Generalizations of the Busemann-Petty problem for sections of convex bodies (Q1883600)

The authors formulate a problem on dual volumes and the following generalized version of it. Let \(K\) and \(L\) be origin-symmetric convex bodies in \(\mathbb{R}^n\), let \(0< k< l<\infty\), and define \[ I_k(K,\xi)= \int_{S^{n-1}\cap\xi} \rho_K(u)^k \,d_\xi u,\quad J_l(K)= \int_{S^{n-1}} \rho_K(u)^l \,du. \] Here \(\rho_K\) is the radial function of \(K\) on the unit sphere \(S^{n-1}\), and \(\xi\in G_{n,i}\), the Grassmannian of \(i\)-dimensional linear subspaces of \(\mathbb{R}^n\). Problem B: If \(I_k(K,\xi)\leq I_k(L,\xi)\) for all \(\xi\in G_{n,i}\) and some integer \(i\) with \(2\leq i\leq n-1\), does it follow that \(J_l(K)\leq J_l(L)\)?

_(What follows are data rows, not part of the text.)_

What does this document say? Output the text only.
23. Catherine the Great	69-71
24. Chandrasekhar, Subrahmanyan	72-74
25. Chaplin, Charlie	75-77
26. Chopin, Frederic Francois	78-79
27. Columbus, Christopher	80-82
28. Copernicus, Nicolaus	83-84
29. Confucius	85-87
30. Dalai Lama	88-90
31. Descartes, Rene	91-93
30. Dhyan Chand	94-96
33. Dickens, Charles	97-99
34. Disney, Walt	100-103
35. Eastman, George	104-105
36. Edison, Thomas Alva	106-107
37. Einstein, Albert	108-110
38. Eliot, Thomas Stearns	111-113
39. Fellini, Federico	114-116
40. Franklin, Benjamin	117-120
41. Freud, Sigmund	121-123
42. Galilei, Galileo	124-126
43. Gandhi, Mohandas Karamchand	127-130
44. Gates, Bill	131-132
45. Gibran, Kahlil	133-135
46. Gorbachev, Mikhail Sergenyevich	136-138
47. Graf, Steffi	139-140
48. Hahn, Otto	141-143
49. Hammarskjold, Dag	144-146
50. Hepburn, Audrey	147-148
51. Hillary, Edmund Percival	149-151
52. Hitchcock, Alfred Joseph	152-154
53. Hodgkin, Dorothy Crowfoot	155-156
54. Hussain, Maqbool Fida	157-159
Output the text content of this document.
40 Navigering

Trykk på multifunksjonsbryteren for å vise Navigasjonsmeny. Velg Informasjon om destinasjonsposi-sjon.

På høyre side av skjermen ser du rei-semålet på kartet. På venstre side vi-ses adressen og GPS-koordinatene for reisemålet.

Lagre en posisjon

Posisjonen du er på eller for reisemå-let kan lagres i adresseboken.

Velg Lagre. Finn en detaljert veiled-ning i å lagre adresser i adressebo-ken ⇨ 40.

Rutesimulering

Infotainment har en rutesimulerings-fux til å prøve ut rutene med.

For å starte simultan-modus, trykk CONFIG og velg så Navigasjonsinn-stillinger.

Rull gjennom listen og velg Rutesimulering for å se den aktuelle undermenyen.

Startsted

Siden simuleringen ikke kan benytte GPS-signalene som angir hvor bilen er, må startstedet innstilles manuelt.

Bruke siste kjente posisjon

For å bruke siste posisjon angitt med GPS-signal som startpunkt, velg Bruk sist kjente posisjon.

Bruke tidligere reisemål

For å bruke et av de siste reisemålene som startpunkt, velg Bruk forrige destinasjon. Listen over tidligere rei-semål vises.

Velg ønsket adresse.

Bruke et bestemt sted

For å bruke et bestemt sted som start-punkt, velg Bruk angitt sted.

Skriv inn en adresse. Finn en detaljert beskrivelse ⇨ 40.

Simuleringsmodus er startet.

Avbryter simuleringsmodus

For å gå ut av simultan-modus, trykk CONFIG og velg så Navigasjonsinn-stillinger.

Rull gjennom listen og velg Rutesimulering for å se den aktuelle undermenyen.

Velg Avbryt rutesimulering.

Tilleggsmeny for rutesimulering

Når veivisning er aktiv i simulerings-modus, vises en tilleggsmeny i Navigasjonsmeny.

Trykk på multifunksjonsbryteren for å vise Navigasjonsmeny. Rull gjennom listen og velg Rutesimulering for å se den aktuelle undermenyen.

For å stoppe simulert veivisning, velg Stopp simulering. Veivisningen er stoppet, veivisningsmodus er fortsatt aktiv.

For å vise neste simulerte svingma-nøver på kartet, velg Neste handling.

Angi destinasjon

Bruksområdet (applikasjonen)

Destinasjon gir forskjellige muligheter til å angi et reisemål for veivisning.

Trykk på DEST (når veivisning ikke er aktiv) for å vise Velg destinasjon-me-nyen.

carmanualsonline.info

For \(k= i= n- 1\), \(l= n\), this is the Busemann-Petty problem. The known answer to this problem is considerably extended by the results of this paper: (a) Problem B has a negative answer in the cases (i) \(i\geq 4\); (ii) \(l- k> n- i\) for \(i= 2\) or \(3\). (b) Problem B has a positive answer when \(l= k+ 1\) for \(i= 2\) or \(3\). (c) Other cases of \(i= 2\) or \(3\) remain open in general, but have positive answers when \(K\) is a body of revolution. Main tools of the proofs are totally geodesic Radon transforms and harmonic analysis on the sphere.